On the 15th of July, with everyone onboard, we sailed out of a tranquil Galway Bay towards the setting sun. We passed the Galway Bay esker islands, the Aran Islands and daunting Cliffs of Moher standing proud to port and the Galway's granitic coastline framed by the dominating Dalradian metamorphic mountains of Connemara to starboard. Our sunset departure was captured on film from a helicopter by National Geographic TV who is onboard filming a documentary on our deep sea exploration. There was an air of excited anticipation on board, and some anxiety, as we had been experiencing some technical problems that cost us precious time. We were also aware that we would soon be faced with a howling North-west gale conjuring 3 to 4 metre swells.
With the technical issues solved, the mobilisation, calibration and wet tests of the CTD, underwater navigation system, the ROV, and ROV-mounted multibeam echosounder commenced. Happy with the results we steamed ahead into increasingly worsening weather that would actually average a 7m swell. As the waves grew in height and the ship rolled wildly all night, and with concern for the vessel and its expensive cargo, Denis the Captain decided to keep the vessel faced into the wind and hove-to until conditions eased enough to continue the transit. With most of the scientific team seasick, morale was low and concern increased as precious time ticked by.
Meanwhile, some scientists began to feel better, and began the analysis of previously acquired data.
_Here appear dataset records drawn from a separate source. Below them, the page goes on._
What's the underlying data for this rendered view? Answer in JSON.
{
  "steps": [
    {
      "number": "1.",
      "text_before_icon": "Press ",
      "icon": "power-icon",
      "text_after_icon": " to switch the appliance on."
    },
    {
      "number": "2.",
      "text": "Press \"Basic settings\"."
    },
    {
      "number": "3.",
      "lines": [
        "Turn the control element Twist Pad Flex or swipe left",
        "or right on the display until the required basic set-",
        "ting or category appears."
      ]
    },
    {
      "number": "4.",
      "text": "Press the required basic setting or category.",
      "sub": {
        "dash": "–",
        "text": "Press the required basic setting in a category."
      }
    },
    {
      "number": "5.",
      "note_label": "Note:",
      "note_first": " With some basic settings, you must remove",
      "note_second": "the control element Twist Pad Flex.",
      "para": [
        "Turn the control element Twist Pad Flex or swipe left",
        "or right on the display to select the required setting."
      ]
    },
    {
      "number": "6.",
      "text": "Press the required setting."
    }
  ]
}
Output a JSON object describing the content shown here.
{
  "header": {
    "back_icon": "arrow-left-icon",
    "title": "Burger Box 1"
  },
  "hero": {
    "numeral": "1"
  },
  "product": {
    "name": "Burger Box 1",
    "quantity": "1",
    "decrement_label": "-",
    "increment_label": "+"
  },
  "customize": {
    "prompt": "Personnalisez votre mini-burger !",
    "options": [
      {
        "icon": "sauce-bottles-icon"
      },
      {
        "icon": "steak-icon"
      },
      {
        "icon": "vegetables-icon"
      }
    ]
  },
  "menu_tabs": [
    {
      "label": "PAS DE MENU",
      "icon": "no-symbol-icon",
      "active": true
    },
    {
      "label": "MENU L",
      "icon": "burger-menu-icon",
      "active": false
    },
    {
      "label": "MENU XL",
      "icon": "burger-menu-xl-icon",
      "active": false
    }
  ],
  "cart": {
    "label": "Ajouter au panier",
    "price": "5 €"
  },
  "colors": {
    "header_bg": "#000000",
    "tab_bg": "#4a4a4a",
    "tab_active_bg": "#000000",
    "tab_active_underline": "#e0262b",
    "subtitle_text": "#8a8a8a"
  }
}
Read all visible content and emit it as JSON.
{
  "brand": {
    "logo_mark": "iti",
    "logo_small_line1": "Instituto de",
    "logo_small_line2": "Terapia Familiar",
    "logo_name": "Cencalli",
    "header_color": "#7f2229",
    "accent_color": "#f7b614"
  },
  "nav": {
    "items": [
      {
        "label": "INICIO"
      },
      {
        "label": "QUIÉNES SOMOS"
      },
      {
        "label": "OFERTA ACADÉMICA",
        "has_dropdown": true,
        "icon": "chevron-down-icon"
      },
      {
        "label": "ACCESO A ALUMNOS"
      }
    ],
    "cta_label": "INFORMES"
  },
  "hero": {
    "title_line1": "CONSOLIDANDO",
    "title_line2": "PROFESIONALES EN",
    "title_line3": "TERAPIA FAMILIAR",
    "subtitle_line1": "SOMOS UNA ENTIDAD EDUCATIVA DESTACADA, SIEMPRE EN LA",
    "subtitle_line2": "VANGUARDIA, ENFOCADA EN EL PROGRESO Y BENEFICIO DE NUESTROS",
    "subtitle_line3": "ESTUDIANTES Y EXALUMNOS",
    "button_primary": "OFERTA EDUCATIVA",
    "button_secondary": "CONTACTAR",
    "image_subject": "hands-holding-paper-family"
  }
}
It was crucial at this point to constrain a target location and plan the best course of action. We started by integrating data acquired during the NOC cruise in 2008, using programs such as the 3D visualisation software Fledermaus and 2D geographic information mapping software Arc Map, where various layers of information are draped in one virtual environment. This method of display shows the topography of the ocean floor, the magnetic and sidescan imagery of the ocean floor and varying temperature and chemical signatures of the water column all in one visual space. Using our knowledge and some intuitive guess work we compared each attribute to locate the most plausible position for hydrothermal venting.
The team gathered and discussed the merits of one particular 'hot-spot' of interest; result! As a target location for the first analysis was decided. We then established the best course for our survey: to perform Tow-Yo CTD casts over the area. CTD stands for Conductivity, Temperature and Depth, these are just some of the parameters measured by this hardware. It is to be deployed over the side of the ship and moved through a section of water close to the sea floor (~3000m) by towing it in a yo-yo style we can assess the chemical signatures of the water column at varying heights. This we hoped would indicate the source where the 'buoyant plume' or 'smoke' of minerals ejected from the hydrothermal vent is located.
With the weather improving and a plan of action formed we are confidently steaming toward the target location. By first light we could be on location commencing survey.